As echoed in the other chapters of this book, Communities of Practice are exciting spaces for social learning and collaboration. The fact that there can be multiple ways for CoPs to form, operate and prosper is a testament to the robustness of the theoretical construct. We have found the successful role of the SFCoP in supporting the operationalisation of complex educational objectives all relate back to the strength of the key elements within the community of practice: Domain, Community, and Practice (Wenger et al. 2002a). In summary, the theoretical construct of CoP has been realized in USC’s SFCoP in the following ways.

Firstly, the domain was demarcated through the development of USC’s SF graduate attribute. The Sustainability Governing Policy and various curriculum tools such as Table 13.1, facilitated the explicit rather than implicit integration of sustainability concepts into courses. An OLT project assisted the further emergence of the domain, through providing workshops and activities across the university on climate change and the consideration of regional employers’ needs and expectations of sustainability graduates.
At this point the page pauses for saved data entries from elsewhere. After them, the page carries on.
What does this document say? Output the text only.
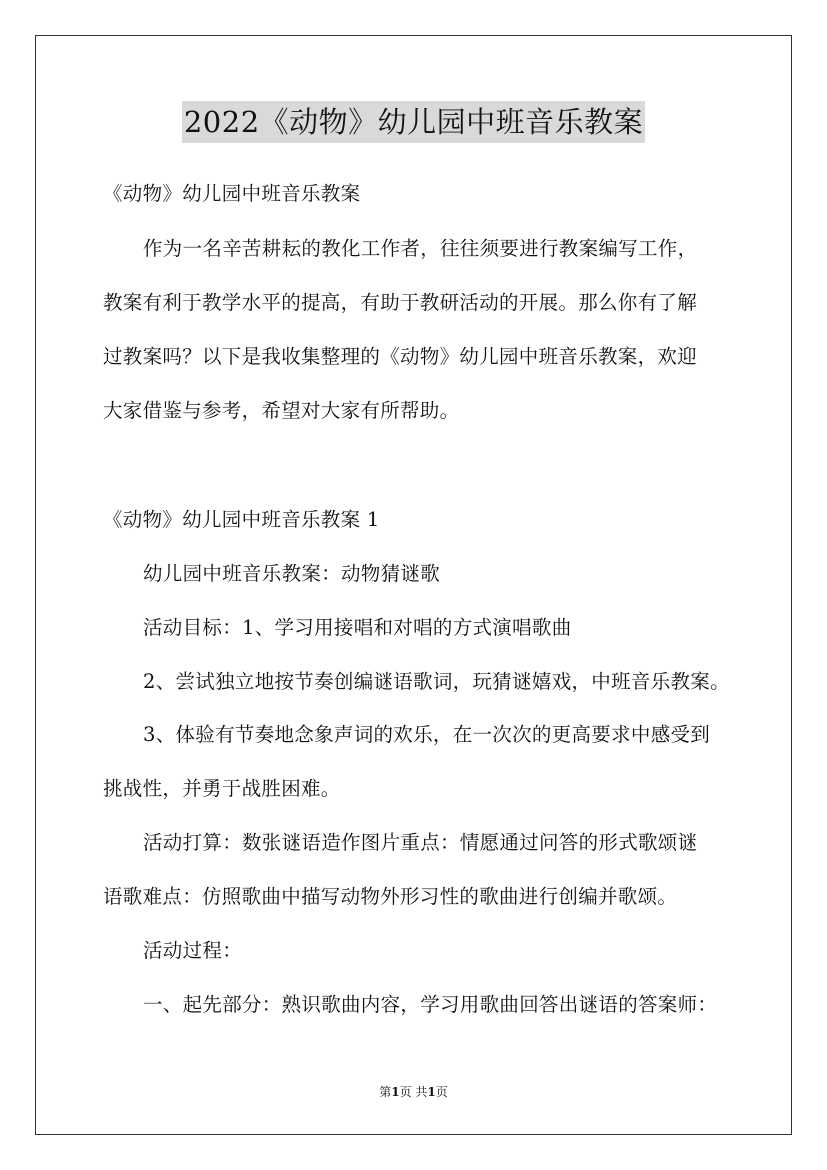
2022《动物》幼儿园中班音乐教案
《动物》幼儿园中班音乐教案
作为一名辛苦耕耘的教化工作者，往往须要进行教案编写工作，
教案有利于教学水平的提高，有助于教研活动的开展。那么你有了解
过教案吗？以下是我收集整理的《动物》幼儿园中班音乐教案，欢迎
大家借鉴与参考，希望对大家有所帮助。
《动物》幼儿园中班音乐教案 1
幼儿园中班音乐教案：动物猜谜歌
活动目标：1、学习用接唱和对唱的方式演唱歌曲
2、尝试独立地按节奏创编谜语歌词，玩猜谜嬉戏，中班音乐教案。
3、体验有节奏地念象声词的欢乐，在一次次的更高要求中感受到
挑战性，并勇于战胜困难。
活动打算：数张谜语造作图片重点：情愿通过问答的形式歌颂谜
语歌难点：仿照歌曲中描写动物外形习性的歌曲进行创编并歌颂。
活动过程：
一、起先部分：熟识歌曲内容，学习用歌曲回答出谜语的答案师：
第1页 共1页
These various activities highlighted the need for a community to redress siloing and to capture and exploit exemplary work being done in SF pedagogy. Our SFCoP brought together disciplinary practitioners with sustainability related expertise and interest. This community has been successful in supporting academic staff most visibly associated with SF in courses and programs and has opened up their meetings to members from facilities management, the Buranga Centre, and other community engagement units at the university.

The practice of the SFCoP has included the development of sustainability related course materials and expanded the capacity to produce them. Multidisciplinary perspectives have become more common in courses with interesting cross course learning and assessment practices sponsored. Pedagogical models and cross disciplinary (co)learning and collaboration are now becoming more common. The practices have, in effect, enabled systemic and pedagogical approaches to the embedding of SF at different levels: institution, program, course, and assessment.

This work is continuing and new and interesting projects are in development. In terms of my own goals as academic developer to redress (a) siloing and separation and (b) a marginal place of explicit SF within curriculum across the university, this chapter is testimony to the success of the former much more than the latter. That being said, the USC SFCoP has a critical mass. Its membership is growing and its activities and outputs cycle through periods of intensity and dormancy depending on the workloads of the participants and the need to collaborate to advance specific external projects or university initiatives. A significant number of practical resources have been developed for common use. An important outcome has been an expansion and fortification of the permissible space within which practitioners perceive that they can work owing to the vitality of their collaborative inquiry and the critical mass of their community.